Une voie thérapeutique ?

Autant dire qu’ils constituent des pistes prometteuses pour « éteindre » la douleur chez celles et ceux qui en ressentent trop. Justement, le gène SCN9A est une cible de choix : s’il est non fonctionnel, aucune douleur ne passe. Au contraire, certaines rares mutations peuvent le rendre trop actif, ce qui entraîne des épisodes de douleur insupportable. Différentes versions « normales » de SCN9A expliqueraient même les variations individuelles dans la perception de la douleur ! Son rôle : fournir les instructions pour la fabrication d’un morceau de canal à sodium, appelé Nav1.7, présent uniquement dans les fibres nociceptives.

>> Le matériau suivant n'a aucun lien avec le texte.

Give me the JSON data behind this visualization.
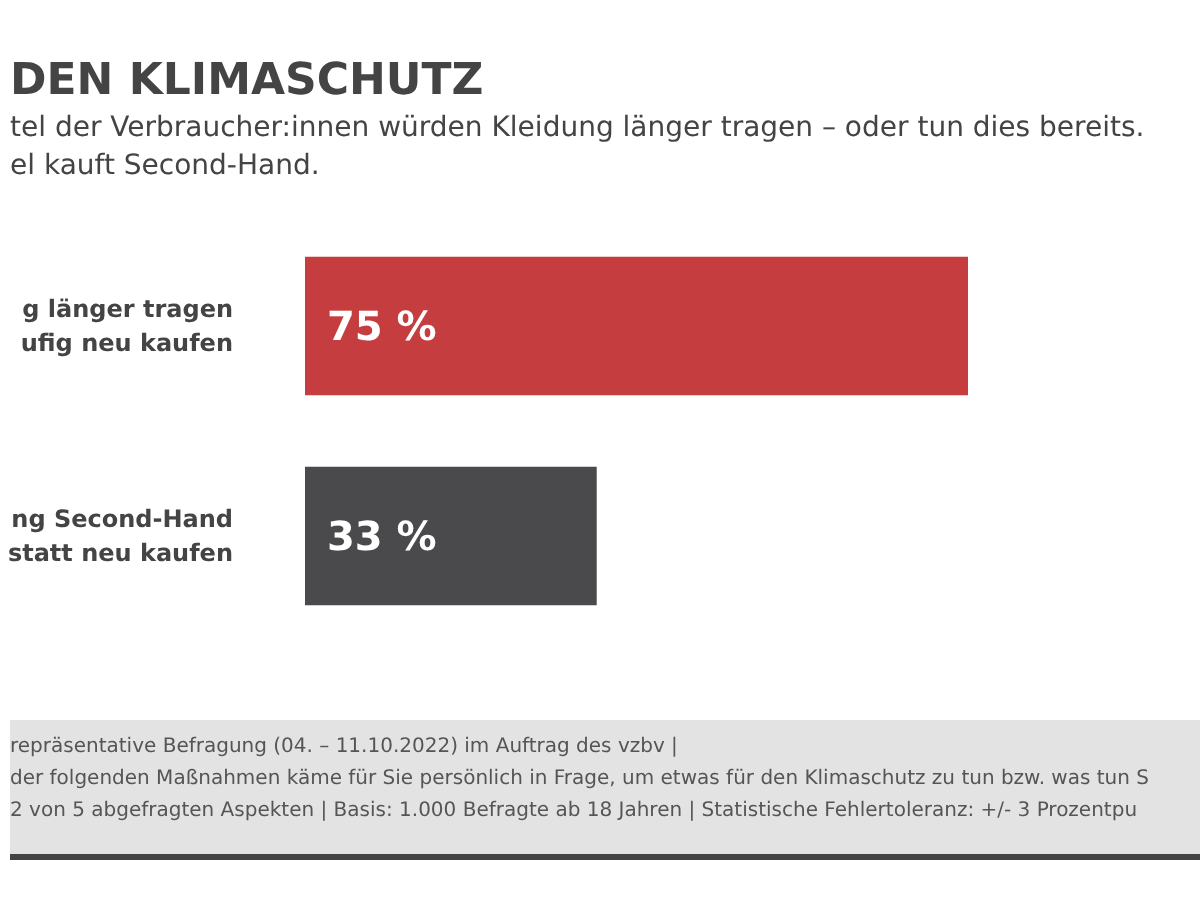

« Une molécule qui bloquerait le canal Nav1.7 pourrait constituer un antidouleur ayant peu ou pas d’effets secondaires », avance Irina Vetter, chercheuse à l’Université du Queensland, en Australie, qui travaille à la découverte de nouveaux analgésiques. Plusieurs médicaments inhibiteurs de Nav1.7 ont été testés, mais les résultats cliniques se sont avérés décevants. Irina Vetter pense encore que c’est une bonne piste, « mais les grosses compagnies pharmaceutiques s’en sont détournées. Les choses sont plus compliquées que ce qu’on pensait ». C’est bien le drame de tout ce champ de recherche : aucun « interrupteur » ne peut faire taire à lui seul toutes les formes de douleur. Et on est encore loin d’avoir recensé tous les « bogues » génétiques. La preuve, avec cette septuagénaire écossaise remarquée en 2013 par ses médecins parce qu’elle ne demandait aucun antidouleur après une opération de la main. Son secret : deux mutations qui lui permettent d’avoir un taux d’endocannabinoïdes constamment élevé – et de ne connaître ni douleur, ni peur, ni anxiété.

Ces mutations ont fait l’objet d’une publication dans la revue Brain en mai 2023. L’une d’elles touche une partie du génome que l’on croyait inutile, nommée FAAH-OUT, et qui régule en fait l’expression de très nombreux gènes. Ce qui a amené Andrei Okorokov, du University College de Londres, l’un des auteurs de ce travail, à déclarer que FAAH-OUT est « un petit coin d’un vaste continent, que cette étude a commencé à cartographier ».

C’est justement pour explorer ce continent que Luda Diatchenko a mis sur pied une base de données sur la génétique de la douleur. Son but : recenser patiemment tous les gènes associés à la douleur chronique et voir de quelle façon ils interagissent. « On sait que la douleur chronique n’est pas due à UN gène, souligne-t-elle. En fait, plus de 300 gènes, qui dysfonctionnent légèrement, peuvent augmenter les risques. Ils interviennent peut-être à différents endroits sur une même voie biologique. » Une voie qu’elle rêve de trouver et de court-circuiter, et que les personnes insensibles peuvent aider, malgré elles, à défricher.